Some of the next advances may come from MacKenzie’s lab. “There’s a lot coming down the pike,” she says. Among the many lines of research she’s exploring is gene therapy, which involves editing or replacing gene variants that cause diseases like alpha thalassemia. She’s also testing fetal infusions of RNA-based drugs in mice. These drugs could potentially treat inherited neurological diseases by switching genes on and off or blocking the production of harmful proteins. And she continues to study how maternal and fetal cells coexist – and whether a breakdown in the immune cease-fire may play a role in kickstarting preterm labor.
It’s a lot to juggle, especially for a mom of two busy teenage daughters.
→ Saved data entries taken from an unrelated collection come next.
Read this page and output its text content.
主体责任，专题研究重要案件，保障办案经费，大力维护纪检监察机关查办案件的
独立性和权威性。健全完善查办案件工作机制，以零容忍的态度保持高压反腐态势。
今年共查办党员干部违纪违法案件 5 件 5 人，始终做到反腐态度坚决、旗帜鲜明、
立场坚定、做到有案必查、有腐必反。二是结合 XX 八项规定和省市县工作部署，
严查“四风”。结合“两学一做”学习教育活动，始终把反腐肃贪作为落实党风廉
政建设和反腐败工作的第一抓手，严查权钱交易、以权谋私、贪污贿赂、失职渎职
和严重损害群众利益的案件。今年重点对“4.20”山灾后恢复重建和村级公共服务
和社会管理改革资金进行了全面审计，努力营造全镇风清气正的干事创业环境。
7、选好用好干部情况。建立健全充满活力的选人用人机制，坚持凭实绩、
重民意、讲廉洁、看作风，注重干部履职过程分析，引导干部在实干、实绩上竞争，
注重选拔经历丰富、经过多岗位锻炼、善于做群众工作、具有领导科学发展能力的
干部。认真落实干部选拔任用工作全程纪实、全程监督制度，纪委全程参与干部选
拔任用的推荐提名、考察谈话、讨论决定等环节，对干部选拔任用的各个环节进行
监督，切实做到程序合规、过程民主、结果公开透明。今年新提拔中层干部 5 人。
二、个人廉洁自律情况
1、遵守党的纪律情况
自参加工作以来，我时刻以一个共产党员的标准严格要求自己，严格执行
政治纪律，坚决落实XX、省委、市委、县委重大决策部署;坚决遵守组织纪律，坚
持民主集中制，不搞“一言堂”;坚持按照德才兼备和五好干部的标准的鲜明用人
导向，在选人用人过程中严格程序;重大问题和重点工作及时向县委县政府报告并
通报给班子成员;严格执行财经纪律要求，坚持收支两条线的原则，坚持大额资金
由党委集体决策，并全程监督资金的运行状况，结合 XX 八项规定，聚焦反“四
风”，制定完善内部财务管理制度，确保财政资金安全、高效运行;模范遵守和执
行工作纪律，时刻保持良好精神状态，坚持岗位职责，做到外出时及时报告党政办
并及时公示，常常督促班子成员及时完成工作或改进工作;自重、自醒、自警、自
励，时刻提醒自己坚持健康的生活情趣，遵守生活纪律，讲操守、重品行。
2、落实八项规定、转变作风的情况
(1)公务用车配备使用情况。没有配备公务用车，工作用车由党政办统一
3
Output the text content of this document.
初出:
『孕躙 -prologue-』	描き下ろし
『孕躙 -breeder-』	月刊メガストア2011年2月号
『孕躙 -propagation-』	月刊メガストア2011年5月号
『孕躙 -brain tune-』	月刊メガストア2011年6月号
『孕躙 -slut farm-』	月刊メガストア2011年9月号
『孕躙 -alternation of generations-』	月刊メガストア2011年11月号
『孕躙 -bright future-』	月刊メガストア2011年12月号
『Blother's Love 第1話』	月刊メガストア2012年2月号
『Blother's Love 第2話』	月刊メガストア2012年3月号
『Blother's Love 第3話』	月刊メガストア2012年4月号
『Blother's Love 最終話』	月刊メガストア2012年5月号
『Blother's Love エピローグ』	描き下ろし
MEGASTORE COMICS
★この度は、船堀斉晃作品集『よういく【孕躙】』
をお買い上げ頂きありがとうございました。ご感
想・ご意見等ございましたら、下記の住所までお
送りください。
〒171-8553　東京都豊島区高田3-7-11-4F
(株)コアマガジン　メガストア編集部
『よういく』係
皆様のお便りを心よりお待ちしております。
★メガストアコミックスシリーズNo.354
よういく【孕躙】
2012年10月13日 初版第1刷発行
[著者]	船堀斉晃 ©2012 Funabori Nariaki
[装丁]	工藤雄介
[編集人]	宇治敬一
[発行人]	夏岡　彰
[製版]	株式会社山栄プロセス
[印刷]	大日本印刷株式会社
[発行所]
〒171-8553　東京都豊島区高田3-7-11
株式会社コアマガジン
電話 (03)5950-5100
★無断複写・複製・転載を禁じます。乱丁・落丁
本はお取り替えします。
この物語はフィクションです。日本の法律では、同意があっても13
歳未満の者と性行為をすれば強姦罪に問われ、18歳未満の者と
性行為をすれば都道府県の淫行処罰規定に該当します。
To fit it all in, she made the hard decision in 2021 to set down her scalpel and give up operating. “Being a surgeon is central to my identity,” she says, though it was never her singular focus. Her patients have always been her North Star.
Because the fetuses in her clinical trials have genetic conditions, many of the families she cares for have already lost one or more pregnancies or have other children or relatives who are affected. MacKenzie’s work requires hard conversations – and decisions that are harder still. Her job, she says, is to help families decide what’s right for them, whether that’s trying an experimental fetal therapy, waiting until after birth to begin treatment, or terminating the pregnancy. “The central tenet of fetal therapy,” she emphasizes, “is to present all the options and let the pregnant woman choose.”
After all, MacKenzie says, she’s not the star of this story. “To have that leap of faith…” she says. “I think of my patients as the heroes.”